In the case of T2 Partners, this is the first time we've ever been long a stock that we were once short. Sometimes the shorts are wrong, especially when the story around a company changes and becomes more attractive over time, which we believe to be the case here. First some history. Fairfax was started in 1985 by its current CEO, Prem Watsa, and expanded rapidly by buying beatendown property and casualty (P&C) insurers on the cheap and then improving their core operations and investment results. This formula proved extraordinarily successful: from 1985 to 1998, Fairfax compounded book value per share at more than 40% per year, while the stock rose nearly 50% per year. Beginning in 1998, however, Fairfax suffered a series of calamities that nearly sunk the company. It doubled its size with two ill-fated acquisitions of U.S. insurance companies, Crum & Forster and TIG Holdings, just as the P&C insurance industry entered one of its worst cyclical downturns ever, from 1998 to 2001.

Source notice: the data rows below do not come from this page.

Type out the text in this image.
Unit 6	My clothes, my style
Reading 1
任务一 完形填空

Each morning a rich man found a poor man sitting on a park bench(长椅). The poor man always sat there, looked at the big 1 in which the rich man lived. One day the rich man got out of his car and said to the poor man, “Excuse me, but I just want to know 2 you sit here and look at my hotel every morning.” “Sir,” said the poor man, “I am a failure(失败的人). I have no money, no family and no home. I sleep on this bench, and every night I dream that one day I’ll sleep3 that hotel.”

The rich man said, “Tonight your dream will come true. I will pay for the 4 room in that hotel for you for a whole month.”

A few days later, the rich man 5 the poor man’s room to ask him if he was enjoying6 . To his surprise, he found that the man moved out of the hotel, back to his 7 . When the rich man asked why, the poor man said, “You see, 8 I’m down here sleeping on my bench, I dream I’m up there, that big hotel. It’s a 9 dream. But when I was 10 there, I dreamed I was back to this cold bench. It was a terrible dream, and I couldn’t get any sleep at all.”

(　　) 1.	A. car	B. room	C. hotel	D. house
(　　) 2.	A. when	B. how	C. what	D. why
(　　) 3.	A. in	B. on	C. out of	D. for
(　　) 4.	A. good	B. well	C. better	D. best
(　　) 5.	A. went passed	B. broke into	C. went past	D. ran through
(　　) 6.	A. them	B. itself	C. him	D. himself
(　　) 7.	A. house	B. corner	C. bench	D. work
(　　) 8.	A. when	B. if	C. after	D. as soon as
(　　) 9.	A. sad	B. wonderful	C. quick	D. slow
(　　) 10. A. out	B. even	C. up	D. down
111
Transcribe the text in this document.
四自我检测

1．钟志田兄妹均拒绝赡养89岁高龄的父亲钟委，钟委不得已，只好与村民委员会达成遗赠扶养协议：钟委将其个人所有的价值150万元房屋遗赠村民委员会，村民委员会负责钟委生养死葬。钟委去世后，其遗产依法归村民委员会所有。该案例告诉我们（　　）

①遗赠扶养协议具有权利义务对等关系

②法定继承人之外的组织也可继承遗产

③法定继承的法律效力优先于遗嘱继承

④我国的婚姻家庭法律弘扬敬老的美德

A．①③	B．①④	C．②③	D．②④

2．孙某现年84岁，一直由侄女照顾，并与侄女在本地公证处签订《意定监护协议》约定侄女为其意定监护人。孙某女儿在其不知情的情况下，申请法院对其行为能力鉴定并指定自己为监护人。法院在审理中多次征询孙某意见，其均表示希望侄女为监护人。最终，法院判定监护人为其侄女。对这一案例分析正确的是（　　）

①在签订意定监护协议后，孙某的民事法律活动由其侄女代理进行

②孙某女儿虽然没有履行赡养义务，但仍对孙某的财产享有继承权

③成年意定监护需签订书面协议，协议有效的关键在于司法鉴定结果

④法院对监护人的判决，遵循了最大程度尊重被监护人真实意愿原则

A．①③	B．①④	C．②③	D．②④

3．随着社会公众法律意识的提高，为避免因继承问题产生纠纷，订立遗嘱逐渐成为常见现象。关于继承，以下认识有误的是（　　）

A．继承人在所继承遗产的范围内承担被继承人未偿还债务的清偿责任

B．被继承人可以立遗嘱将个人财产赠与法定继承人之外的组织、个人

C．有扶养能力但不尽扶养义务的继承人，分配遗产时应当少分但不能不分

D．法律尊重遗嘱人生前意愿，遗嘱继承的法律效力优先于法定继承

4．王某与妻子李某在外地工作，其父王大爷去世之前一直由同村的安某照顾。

It also soon became clear that both TIG and Crum & Forster were significantly under-reserved, as growing claims for asbestos and workers compensation turned out to be far worse than originally expected. Then came 9/11 and, a few years later, the terrible hurricane seasons of 2004 and 2005, which hammered Fairfax along with its peers. The resulting losses, combined with a complex corporate structure and a CEO who rarely spoke to the media, analysts or shareholders, led short sellers to Fairfax's door. Soon after the company debuted on the NYSE in late 2002, the total number of shares sold short swelled to two million, and it's stayed around that level ever since.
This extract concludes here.